If ${{e}_{1}}$ and ${{e}_{2}}$ are the roots of the equation ${{x}^{2}}-ax+2=0$, where ${{e}_{1}}$ and ${{e}_{2}}$ are the eccentricities of an ellipse and hyperbola, respectively, then the value of $a$ belongs to
A) $(3,\infty )$
B) $(2,\infty )$
C) $(1,\infty )$
D) $(-\infty ,1)\cup (1,2)$

Answer 1

Hint:
We are given that, ${{e}_{1}}$ and ${{e}_{2}}$ are the roots of the equation ${{x}^{2}}-ax+2=0$, where ${{e}_{1}}$ and ${{e}_{2}}$ are the eccentricities of an ellipse and hyperbola. So, here,${{e}_{1}}$ and ${{e}_{2}}$ are real. Since, it is real ${{b}^{2}}-4ac>0$. After that, apply the condition and solve it. Try it, you will get the range of $a$.

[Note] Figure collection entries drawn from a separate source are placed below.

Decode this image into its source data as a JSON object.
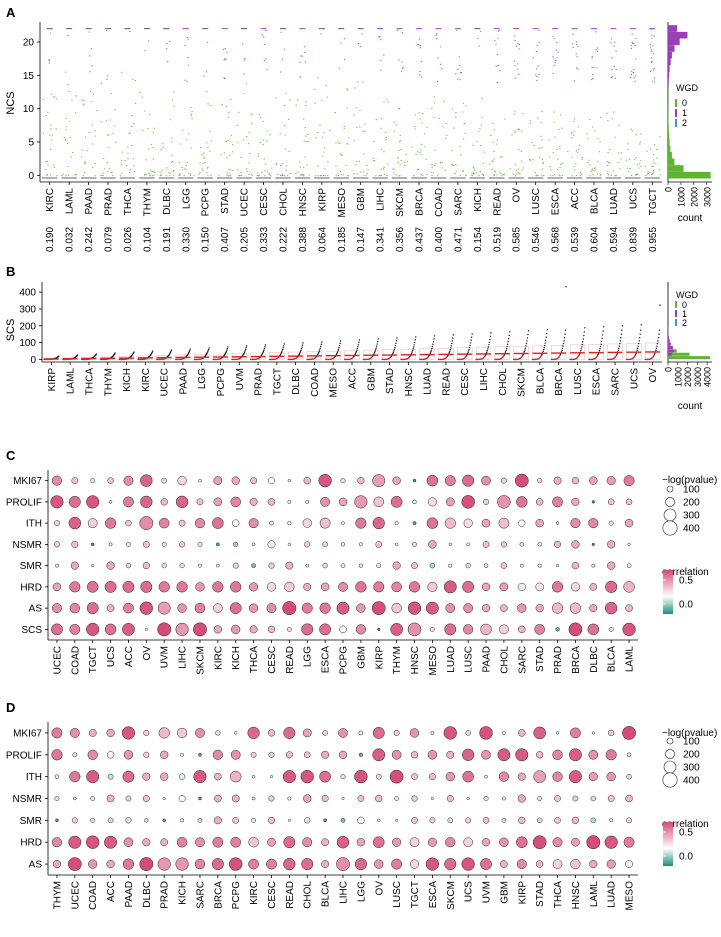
{
  "panels": {
    "A": {
      "letter": "A",
      "ylabel": "NCS",
      "yticks": [
        0,
        5,
        10,
        15,
        20
      ],
      "ylim": [
        -1,
        23
      ],
      "cancers": [
        "KIRC",
        "LAML",
        "PAAD",
        "PRAD",
        "THCA",
        "THYM",
        "DLBC",
        "LGG",
        "PCPG",
        "STAD",
        "UCEC",
        "CESC",
        "CHOL",
        "HNSC",
        "KIRP",
        "MESO",
        "GBM",
        "LIHC",
        "SKCM",
        "BRCA",
        "COAD",
        "SARC",
        "KICH",
        "READ",
        "OV",
        "LUSC",
        "ESCA",
        "ACC",
        "BLCA",
        "LUAD",
        "UCS",
        "TGCT"
      ],
      "values": [
        "0.190",
        "0.032",
        "0.242",
        "0.079",
        "0.026",
        "0.104",
        "0.191",
        "0.330",
        "0.150",
        "0.407",
        "0.205",
        "0.333",
        "0.222",
        "0.388",
        "0.064",
        "0.185",
        "0.147",
        "0.341",
        "0.356",
        "0.437",
        "0.400",
        "0.471",
        "0.154",
        "0.519",
        "0.585",
        "0.546",
        "0.568",
        "0.539",
        "0.604",
        "0.594",
        "0.839",
        "0.955"
      ],
      "hist_xlabel": "count",
      "hist_xticks": [
        "0",
        "1000",
        "2000",
        "3000"
      ],
      "legend_title": "WGD",
      "legend_items": [
        "0",
        "1",
        "2"
      ]
    },
    "B": {
      "letter": "B",
      "ylabel": "SCS",
      "yticks": [
        0,
        100,
        200,
        300,
        400
      ],
      "ylim": [
        -15,
        460
      ],
      "cancers": [
        "KIRP",
        "LAML",
        "THCA",
        "THYM",
        "KICH",
        "KIRC",
        "UCEC",
        "PAAD",
        "LGG",
        "PCPG",
        "UVM",
        "PRAD",
        "TGCT",
        "DLBC",
        "COAD",
        "MESO",
        "ACC",
        "GBM",
        "STAD",
        "HNSC",
        "LUAD",
        "READ",
        "CESC",
        "LIHC",
        "CHOL",
        "SKCM",
        "BLCA",
        "BRCA",
        "LUSC",
        "ESCA",
        "SARC",
        "UCS",
        "OV"
      ],
      "hist_xlabel": "count",
      "hist_xticks": [
        "0",
        "1000",
        "2000",
        "3000",
        "4000"
      ],
      "legend_title": "WGD",
      "legend_items": [
        "0",
        "1",
        "2"
      ]
    },
    "C": {
      "letter": "C",
      "rows": [
        "MKI67",
        "PROLIF",
        "ITH",
        "NSMR",
        "SMR",
        "HRD",
        "AS",
        "SCS"
      ],
      "cancers": [
        "UCEC",
        "COAD",
        "TGCT",
        "UCS",
        "ACC",
        "OV",
        "UVM",
        "LIHC",
        "SKCM",
        "KIRC",
        "KICH",
        "THCA",
        "CESC",
        "READ",
        "LGG",
        "ESCA",
        "PCPG",
        "GBM",
        "KIRP",
        "THYM",
        "HNSC",
        "MESO",
        "LUAD",
        "LUSC",
        "PAAD",
        "CHOL",
        "SARC",
        "STAD",
        "PRAD",
        "BRCA",
        "DLBC",
        "BLCA",
        "LAML"
      ],
      "size_legend_title": "−log(pvalue)",
      "size_legend_items": [
        "100",
        "200",
        "300",
        "400"
      ],
      "color_legend_title": "correlation",
      "color_legend_ticks": [
        "0.5",
        "0.0"
      ]
    },
    "D": {
      "letter": "D",
      "rows": [
        "MKI67",
        "PROLIF",
        "ITH",
        "NSMR",
        "SMR",
        "HRD",
        "AS"
      ],
      "cancers": [
        "THYM",
        "UCEC",
        "COAD",
        "ACC",
        "PAAD",
        "DLBC",
        "PRAD",
        "KICH",
        "SARC",
        "BRCA",
        "PCPG",
        "KIRC",
        "CESC",
        "READ",
        "CHOL",
        "BLCA",
        "LIHC",
        "LGG",
        "OV",
        "LUSC",
        "TGCT",
        "ESCA",
        "SKCM",
        "UCS",
        "UVM",
        "GBM",
        "KIRP",
        "STAD",
        "THCA",
        "HNSC",
        "LAML",
        "LUAD",
        "MESO"
      ],
      "size_legend_title": "−log(pvalue)",
      "size_legend_items": [
        "100",
        "200",
        "300",
        "400"
      ],
      "color_legend_title": "correlation",
      "color_legend_ticks": [
        "0.5",
        "0.0"
      ]
    }
  },
  "colors": {
    "wgd0": "#5fb533",
    "wgd1": "#9a3fb8",
    "wgd2": "#4a8fd6",
    "corr_high": "#d44a78",
    "corr_mid": "#ffffff",
    "corr_low": "#1a8f7a",
    "scs_red": "#e02020"
  }
}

Complete step by step solution:
Now it is given that, ${{e}_{1}}$ and ${{e}_{2}}$ are the roots of the equation ${{x}^{2}}-ax+2=0$, where ${{e}_{1}}$ and ${{e}_{2}}$ are the eccentricities of an ellipse and hyperbola.
$\Rightarrow{{x}^{2}}-ax+2=0$
Here, ${{e}_{1}}$ and ${{e}_{2}}$ will be real.
So, $\Rightarrow{{b}^{2}}-4ac>0$ …………. (1)
Now comparing ${{x}^{2}}-ax+2$ with $a{{x}^{2}}+bx+c$ we get,
$\Rightarrow {a=1},$ $b=-a$, $c=2$
We get,
$\Rightarrow{{b}^{2}}-4ac={{(-a)}^{2}}-4(1)(2)$
Simplifying we get,
$\Rightarrow{{b}^{2}}-4ac={{a}^{2}}-8$ ……… (2)
 From (1) and (2), we get,
$\Rightarrow{{a}^{2}}-8>0$
Now adding four on both sides we get,
$\Rightarrow{{a}^{2}}-8+8>8$
Again, simplifying we get,
$\Rightarrow{{a}^{2}}>8$
Now taking square root we get,
$\Rightarrow{a}>\sqrt{8}$ and $a<-\sqrt{8}$
Now taking, $a>\sqrt{8}$,
So, it ranges from,
$\Rightarrow \sqrt{8} < a < \infty$
For, $a<-\sqrt{8}$,
It ranges from,
$\Rightarrow - \infty < a<- \sqrt{8} $
We can write, $\sqrt{8}=2\sqrt{2}$.
Now let us check the option.
From $(3,\infty )$ not satisfied.
$(2,\infty )$ can satisfy the condition.
Also, $(1,\infty )$ do not satisfy the condition.
After that, $(-\infty ,1)\cup (1,2)$ do not satisfy the condition.
So, $a$ belongs to $(2,\infty )$.

The correct answer is option (B).

Additional information:
Quadratic Formula helps to evaluate the solution of quadratic equations replacing the factorization method. A quadratic equation is of the form of $a{{x}^{2}}+bx+c=0$, where $a,b$ and $c$ are real numbers, also called “numeric coefficients”. We know that a second-degree polynomial will have at most two zeros. Therefore, a quadratic equation will have at most two roots. By splitting the middle term, we can factorize quadratic polynomials.

Note:
1) The term ${{b}^{2}}-4ac$ in the quadratic formula is known as the discriminant of a quadratic equation. The discriminant of a quadratic equation reveals the nature of roots.
2) If the value of discriminant $=0$ i.e. ${{b}^{2}}-4ac=0$ the quadratic equation will have equal roots.
3) If the value of discriminant $<0$ i.e. ${{b}^{2}}-4ac<0$ the quadratic equation will have imaginary roots.
4) If the value of discriminant $>0$ i.e. ${{b}^{2}}-4ac>0$ then the quadratic equation will have real roots.